SAE International Journal of Materials and Manufacturing

Michigan Technological University-Mahsa Asgarisabet, Andrew Barnard
  • Journal Article
  • 2017-01-1816
Published 2017-06-05 by SAE International in United States
Carbon Nanotube (CNT) thin film speakers produce sound with the thermoacoustic effect. Alternating current passes through the low heat capacity CNT thin film changing the surface temperature rapidly. CNT thin film does not vibrate; instead it heats and cools the air adjacent to the film, creating sound pressure waves. These speakers are inexpensive, transparent, stretchable, flexible, magnet-free, and lightweight. Because of their novelty, developing a model and better understanding the performance of CNT speakers is useful in technology development in applications that require ultra-lightweight sub-systems.

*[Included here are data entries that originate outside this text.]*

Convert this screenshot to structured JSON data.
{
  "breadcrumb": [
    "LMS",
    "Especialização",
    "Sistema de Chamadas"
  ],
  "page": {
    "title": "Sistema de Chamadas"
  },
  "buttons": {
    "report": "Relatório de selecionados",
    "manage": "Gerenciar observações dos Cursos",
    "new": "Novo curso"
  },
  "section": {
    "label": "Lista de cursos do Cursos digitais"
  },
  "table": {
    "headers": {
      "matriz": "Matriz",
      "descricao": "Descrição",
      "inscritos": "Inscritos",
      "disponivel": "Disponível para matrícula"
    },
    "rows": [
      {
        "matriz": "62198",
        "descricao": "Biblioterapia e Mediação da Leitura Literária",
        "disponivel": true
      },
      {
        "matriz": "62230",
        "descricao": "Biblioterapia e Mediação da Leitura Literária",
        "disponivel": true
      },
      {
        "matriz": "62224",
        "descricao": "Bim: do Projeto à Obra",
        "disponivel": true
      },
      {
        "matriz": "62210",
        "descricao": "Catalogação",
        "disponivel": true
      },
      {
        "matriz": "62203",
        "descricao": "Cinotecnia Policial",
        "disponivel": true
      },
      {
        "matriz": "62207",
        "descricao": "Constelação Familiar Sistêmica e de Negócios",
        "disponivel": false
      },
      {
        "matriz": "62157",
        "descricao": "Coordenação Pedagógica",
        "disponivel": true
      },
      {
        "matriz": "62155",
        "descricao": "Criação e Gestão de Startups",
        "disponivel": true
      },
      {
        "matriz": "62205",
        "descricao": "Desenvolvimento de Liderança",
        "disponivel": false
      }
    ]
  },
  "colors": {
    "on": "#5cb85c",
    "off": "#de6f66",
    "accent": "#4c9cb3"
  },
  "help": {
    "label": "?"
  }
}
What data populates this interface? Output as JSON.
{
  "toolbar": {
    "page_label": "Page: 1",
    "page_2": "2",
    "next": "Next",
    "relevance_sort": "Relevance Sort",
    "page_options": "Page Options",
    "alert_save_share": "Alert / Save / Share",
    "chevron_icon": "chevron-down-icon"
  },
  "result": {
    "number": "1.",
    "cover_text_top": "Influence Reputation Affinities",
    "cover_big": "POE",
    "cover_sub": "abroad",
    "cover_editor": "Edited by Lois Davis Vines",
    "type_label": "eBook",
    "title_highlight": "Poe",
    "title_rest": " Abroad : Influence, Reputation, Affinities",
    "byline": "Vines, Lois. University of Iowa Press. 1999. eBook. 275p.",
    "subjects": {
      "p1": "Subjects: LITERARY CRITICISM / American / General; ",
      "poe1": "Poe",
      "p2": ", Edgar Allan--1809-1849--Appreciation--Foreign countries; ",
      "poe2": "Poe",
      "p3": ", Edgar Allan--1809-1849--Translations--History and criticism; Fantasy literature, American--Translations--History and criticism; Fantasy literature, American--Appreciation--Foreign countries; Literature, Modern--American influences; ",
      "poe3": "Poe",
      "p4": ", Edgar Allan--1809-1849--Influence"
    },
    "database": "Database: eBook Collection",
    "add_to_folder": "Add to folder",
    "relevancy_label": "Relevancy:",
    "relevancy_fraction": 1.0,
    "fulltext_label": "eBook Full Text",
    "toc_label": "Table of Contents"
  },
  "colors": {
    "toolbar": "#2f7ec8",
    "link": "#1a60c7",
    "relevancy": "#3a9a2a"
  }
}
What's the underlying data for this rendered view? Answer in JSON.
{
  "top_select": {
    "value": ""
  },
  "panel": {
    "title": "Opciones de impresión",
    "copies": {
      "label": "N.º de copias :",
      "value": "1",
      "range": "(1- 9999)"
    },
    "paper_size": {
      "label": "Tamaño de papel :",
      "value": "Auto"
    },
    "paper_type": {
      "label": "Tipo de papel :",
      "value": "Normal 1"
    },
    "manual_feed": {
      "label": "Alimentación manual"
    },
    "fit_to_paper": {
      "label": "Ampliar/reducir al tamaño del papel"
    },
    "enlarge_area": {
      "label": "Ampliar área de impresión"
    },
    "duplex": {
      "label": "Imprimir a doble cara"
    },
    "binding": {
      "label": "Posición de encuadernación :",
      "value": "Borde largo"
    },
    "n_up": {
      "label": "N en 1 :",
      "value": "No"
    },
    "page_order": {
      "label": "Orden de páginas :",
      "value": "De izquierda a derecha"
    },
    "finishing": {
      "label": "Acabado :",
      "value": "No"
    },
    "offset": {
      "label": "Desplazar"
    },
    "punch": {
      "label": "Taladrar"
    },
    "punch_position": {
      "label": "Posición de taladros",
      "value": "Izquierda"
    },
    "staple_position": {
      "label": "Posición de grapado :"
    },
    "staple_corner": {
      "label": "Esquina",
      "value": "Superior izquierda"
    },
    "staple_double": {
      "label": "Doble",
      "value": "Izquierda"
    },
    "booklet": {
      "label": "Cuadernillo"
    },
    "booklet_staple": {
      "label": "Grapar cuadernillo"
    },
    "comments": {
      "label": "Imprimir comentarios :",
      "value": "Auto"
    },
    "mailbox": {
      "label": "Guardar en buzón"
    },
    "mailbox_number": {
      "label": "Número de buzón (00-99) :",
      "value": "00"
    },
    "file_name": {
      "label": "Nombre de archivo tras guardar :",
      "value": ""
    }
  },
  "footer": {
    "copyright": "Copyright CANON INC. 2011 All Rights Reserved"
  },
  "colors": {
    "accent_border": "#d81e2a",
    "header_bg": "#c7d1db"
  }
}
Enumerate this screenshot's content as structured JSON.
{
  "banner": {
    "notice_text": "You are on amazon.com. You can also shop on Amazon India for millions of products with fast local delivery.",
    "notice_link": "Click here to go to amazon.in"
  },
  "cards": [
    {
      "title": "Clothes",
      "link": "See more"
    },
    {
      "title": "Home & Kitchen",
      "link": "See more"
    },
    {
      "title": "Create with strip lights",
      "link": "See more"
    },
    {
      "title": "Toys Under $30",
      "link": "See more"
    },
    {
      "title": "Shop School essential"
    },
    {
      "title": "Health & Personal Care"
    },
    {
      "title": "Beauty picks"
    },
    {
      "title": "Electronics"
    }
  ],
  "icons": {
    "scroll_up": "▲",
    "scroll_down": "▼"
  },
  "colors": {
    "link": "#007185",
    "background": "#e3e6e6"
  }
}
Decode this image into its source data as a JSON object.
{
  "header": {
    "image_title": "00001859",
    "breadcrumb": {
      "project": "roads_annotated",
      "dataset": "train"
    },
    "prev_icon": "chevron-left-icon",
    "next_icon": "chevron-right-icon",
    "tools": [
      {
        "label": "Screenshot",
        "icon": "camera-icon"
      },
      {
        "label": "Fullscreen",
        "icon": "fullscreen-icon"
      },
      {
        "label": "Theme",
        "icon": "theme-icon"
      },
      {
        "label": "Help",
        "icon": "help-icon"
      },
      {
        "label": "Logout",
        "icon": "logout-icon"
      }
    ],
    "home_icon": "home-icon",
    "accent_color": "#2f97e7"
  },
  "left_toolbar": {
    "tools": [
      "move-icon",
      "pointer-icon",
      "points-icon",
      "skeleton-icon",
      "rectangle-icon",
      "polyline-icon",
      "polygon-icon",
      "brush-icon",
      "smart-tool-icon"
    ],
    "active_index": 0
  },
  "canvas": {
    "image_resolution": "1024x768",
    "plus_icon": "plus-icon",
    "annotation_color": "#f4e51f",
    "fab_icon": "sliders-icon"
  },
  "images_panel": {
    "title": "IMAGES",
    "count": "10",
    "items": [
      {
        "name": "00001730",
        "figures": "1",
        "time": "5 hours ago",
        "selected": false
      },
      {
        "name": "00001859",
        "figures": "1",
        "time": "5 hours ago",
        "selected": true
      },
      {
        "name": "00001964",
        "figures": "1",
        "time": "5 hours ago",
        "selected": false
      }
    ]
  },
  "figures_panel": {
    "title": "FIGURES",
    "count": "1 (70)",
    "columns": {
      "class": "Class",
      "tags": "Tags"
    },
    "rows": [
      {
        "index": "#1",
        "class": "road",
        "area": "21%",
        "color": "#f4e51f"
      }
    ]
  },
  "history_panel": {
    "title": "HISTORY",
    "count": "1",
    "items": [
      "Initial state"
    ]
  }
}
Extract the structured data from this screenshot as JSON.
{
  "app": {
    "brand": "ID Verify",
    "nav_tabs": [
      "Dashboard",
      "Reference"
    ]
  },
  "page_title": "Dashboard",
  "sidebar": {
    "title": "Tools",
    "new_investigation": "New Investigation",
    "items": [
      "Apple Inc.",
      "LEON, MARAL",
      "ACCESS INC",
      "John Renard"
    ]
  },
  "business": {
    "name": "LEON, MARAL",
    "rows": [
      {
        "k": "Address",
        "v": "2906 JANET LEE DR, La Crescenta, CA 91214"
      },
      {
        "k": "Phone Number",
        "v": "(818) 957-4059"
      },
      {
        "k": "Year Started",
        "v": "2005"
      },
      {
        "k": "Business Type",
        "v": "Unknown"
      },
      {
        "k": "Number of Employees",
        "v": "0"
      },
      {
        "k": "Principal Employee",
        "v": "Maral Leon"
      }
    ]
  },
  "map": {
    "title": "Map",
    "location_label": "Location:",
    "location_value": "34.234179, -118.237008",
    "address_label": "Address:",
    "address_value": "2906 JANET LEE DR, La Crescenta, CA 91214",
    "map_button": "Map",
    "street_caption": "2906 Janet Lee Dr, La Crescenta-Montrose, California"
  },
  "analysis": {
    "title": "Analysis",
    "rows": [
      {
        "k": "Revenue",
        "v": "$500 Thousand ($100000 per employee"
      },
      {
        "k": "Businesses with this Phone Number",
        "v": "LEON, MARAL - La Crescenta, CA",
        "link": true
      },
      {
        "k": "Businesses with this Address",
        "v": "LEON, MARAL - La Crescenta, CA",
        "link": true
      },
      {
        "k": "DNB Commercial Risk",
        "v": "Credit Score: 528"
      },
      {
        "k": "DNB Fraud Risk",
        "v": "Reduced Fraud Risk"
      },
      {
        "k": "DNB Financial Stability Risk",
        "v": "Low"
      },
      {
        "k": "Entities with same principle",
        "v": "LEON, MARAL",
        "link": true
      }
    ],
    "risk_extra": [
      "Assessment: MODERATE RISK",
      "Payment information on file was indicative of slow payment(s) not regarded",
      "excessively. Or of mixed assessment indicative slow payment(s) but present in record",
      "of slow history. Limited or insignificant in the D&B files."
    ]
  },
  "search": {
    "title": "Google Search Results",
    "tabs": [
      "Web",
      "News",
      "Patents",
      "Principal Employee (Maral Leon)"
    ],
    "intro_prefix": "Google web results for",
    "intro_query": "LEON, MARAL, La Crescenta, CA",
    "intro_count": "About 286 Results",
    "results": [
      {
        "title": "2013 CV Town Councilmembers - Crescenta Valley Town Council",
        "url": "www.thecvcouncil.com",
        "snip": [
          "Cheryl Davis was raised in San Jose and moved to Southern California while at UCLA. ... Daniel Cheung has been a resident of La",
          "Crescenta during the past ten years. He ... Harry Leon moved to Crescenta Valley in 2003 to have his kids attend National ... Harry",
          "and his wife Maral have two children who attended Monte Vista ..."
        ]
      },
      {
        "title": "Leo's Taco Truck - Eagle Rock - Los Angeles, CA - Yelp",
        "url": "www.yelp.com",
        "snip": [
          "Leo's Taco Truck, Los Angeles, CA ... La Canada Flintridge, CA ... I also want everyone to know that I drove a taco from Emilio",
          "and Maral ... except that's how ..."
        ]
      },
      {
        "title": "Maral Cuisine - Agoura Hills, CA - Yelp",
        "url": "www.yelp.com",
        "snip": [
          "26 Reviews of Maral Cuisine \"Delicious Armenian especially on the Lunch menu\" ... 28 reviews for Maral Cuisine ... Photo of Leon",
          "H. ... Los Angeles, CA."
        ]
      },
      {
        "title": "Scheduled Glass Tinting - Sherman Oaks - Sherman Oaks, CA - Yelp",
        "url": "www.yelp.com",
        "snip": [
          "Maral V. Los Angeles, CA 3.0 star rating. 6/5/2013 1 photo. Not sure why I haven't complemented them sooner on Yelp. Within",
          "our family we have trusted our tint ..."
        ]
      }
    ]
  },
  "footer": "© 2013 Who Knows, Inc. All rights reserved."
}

The automotive industry is a prime example of where these speakers can be enabling technology for innovative new component design. Developing a multi-physics (Electrical-Thermal-Acoustical) FEA model, for planar CNT speakers is studied in this paper. The temperature variation on the CNT thin film is obtained by applying alternating electrical current to the CNT film. The surface temperature variation is then used to simulate the pressure distribution in the open medium. To validate the model, the results of simulation are compared to the experimental data and traditional lumped-parameter models. From the…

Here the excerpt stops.